November 1915 cover. A woman in a green velvet coat, wearing a chrysanthemum corsage, prepares to drive an open car. A sign posted on a tree reads: "Danger. Go Slow."
Alfred M. Turner (1851 — July 27, 1932) was born in London and tutored by his artist father Edwin. As a widower with daughter Elizabeth ("Bette"), he came to the U.S. about 1875. For a number of years he practiced his craft at a New York University Club studio, where he painted NYU Deans McCracken and Brush. He taught art at Cooper Union for twelve years.
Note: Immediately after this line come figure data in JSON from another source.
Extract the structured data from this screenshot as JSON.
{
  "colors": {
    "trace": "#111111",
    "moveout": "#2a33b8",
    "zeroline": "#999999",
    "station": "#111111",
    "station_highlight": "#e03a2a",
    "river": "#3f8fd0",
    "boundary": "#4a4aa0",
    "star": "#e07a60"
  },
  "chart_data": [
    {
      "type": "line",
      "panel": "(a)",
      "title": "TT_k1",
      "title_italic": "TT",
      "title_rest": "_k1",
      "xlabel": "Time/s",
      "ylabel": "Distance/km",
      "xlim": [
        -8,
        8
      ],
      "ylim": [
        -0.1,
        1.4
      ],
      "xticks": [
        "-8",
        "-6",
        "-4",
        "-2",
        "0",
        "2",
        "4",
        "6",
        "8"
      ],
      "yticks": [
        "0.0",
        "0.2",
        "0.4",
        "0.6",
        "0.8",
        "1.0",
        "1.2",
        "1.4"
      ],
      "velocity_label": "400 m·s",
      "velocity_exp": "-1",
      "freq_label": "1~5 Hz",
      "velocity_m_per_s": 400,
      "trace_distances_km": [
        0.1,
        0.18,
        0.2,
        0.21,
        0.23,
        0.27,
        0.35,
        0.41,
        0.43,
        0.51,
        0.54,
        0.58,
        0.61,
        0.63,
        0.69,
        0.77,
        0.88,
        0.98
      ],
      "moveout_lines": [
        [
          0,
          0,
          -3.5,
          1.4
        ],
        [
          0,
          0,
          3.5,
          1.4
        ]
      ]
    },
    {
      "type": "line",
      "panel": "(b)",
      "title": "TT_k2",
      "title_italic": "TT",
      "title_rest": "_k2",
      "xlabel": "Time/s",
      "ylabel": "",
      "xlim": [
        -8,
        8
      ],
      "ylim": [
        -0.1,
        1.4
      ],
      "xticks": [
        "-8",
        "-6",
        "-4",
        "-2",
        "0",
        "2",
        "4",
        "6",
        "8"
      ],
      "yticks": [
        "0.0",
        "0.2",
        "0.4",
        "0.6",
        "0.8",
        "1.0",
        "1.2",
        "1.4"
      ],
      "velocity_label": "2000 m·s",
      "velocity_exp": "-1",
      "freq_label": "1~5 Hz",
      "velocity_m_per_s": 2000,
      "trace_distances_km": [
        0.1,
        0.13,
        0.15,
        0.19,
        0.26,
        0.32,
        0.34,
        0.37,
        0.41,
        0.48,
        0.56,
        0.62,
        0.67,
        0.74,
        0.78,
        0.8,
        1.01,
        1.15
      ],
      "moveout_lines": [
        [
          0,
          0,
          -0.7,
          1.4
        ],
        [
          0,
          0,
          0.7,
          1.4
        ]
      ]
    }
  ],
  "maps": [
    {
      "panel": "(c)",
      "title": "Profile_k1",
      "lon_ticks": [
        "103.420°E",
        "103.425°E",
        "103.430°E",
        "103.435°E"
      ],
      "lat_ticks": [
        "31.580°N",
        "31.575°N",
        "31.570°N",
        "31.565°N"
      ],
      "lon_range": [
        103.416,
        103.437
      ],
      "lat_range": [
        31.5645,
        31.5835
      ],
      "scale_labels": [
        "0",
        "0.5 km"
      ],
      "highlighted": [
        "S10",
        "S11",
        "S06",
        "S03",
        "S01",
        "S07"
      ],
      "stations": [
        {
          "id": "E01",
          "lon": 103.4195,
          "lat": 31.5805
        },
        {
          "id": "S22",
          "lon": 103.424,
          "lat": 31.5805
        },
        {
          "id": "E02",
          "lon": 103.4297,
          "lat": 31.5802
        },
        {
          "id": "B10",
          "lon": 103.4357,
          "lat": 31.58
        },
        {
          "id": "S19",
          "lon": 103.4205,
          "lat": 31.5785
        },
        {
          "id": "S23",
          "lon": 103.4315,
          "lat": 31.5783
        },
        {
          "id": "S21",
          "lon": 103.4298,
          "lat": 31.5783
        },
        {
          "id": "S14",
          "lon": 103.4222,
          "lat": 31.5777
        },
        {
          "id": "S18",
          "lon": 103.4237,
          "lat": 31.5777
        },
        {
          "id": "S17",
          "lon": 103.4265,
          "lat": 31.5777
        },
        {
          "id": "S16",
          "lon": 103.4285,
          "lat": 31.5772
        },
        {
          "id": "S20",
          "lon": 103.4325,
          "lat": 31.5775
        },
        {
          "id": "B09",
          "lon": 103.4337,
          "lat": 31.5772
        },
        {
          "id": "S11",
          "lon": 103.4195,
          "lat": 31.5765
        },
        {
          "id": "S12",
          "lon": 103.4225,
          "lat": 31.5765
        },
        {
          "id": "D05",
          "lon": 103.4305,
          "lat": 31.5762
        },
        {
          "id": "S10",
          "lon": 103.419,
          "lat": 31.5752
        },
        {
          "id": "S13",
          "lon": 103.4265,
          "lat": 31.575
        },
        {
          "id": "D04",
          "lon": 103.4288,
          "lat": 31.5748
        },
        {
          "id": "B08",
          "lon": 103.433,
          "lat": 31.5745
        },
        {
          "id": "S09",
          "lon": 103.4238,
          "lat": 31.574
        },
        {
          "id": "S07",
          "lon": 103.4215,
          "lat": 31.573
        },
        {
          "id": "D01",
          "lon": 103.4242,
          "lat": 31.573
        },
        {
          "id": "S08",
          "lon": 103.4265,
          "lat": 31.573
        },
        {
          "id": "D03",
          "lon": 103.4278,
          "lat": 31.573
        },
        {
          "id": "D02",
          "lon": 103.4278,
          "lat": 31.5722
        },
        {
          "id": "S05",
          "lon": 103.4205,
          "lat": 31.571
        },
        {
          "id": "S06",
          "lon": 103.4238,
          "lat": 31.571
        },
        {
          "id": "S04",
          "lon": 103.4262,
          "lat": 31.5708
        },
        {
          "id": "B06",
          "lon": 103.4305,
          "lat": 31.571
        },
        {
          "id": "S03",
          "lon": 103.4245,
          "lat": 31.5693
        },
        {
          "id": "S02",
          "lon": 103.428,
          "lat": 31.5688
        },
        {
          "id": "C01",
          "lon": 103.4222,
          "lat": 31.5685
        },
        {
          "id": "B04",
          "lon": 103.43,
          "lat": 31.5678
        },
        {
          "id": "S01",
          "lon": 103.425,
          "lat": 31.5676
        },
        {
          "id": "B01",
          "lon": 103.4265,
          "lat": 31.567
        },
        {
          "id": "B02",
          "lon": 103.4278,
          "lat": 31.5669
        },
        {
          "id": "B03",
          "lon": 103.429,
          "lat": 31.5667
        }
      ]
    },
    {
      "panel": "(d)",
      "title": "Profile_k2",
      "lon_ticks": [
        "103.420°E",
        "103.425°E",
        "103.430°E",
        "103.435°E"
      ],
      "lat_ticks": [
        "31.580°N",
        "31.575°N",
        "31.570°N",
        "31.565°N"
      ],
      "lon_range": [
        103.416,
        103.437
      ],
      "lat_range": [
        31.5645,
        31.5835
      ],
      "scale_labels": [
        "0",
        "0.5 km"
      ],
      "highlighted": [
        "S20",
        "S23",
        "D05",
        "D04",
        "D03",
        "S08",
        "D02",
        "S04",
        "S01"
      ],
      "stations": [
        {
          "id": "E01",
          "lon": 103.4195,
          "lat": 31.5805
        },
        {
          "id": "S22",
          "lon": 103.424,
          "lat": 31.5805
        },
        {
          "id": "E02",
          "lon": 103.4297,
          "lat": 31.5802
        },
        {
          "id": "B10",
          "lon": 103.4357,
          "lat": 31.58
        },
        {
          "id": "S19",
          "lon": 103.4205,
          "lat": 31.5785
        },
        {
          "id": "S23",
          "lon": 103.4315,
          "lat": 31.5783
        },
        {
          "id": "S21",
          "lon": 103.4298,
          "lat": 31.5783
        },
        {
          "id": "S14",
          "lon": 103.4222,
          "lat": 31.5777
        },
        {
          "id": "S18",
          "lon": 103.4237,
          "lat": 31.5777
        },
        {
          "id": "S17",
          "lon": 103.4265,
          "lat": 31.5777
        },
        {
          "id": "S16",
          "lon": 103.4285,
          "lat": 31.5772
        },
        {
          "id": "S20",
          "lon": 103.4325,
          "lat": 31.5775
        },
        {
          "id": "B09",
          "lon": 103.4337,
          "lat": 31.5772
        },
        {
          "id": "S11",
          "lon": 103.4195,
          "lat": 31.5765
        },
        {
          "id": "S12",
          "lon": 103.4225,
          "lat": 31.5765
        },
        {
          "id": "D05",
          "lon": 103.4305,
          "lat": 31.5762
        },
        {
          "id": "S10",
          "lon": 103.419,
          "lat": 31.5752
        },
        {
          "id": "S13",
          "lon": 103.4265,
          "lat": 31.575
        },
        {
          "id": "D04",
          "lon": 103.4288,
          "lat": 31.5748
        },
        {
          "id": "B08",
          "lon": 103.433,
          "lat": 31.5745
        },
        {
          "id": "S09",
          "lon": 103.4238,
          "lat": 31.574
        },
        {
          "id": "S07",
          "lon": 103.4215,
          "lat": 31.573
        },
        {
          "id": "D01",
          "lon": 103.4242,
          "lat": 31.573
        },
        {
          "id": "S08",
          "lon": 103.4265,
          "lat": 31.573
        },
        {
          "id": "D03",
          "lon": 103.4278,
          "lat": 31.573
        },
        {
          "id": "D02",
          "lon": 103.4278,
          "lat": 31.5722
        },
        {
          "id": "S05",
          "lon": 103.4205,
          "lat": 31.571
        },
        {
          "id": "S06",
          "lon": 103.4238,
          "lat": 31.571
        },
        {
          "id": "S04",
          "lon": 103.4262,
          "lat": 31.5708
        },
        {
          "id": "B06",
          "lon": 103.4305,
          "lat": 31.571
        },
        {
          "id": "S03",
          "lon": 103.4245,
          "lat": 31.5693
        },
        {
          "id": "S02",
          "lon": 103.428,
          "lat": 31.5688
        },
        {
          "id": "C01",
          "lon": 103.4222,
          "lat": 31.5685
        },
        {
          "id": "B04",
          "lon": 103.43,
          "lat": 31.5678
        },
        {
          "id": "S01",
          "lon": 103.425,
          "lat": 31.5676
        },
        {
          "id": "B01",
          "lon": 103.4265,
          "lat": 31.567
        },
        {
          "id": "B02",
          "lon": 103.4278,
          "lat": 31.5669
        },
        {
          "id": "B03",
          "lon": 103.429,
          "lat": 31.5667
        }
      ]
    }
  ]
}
Known as a portraitist, he exhibited at the National Academy and the American Watercolor Society. He was a member of the Lotos Club (literary society), the American Watercolor Society, the Salmagundi Club, and the Staten Island Institute of Arts and Sciences. He drew illustrations for Scribner's and The Century. The Roberts, Johnson and Rand Shoe Company of St. Louis advertised in a 1910 issue of Boot and Shoe Recorder that they would send a free reproduced Turner watercolor of a "Society" girl to any of their dealers requesting it. In 1915, his work also appeared in Illustrated Mother Goose Rhymes. He is known to have painted portraits of actress Ada Rehan, socialite Annie Robinson Smith, ichthyologist George Brown Goode, and many others. One of his images, "Girl with Bouquet", appeared on a commercial Christmas postcard, and he once painted a cow, titled "Follyland Fancy" for Mr. Anderson T. Herd of New Hope, Pennsylvania. Mr. Herd had paid the highest price then recorded for a single Guernsey when he purchased Follyland Nancy in 1919. Turner was a double leg amputee and poverty-stricken in his later days.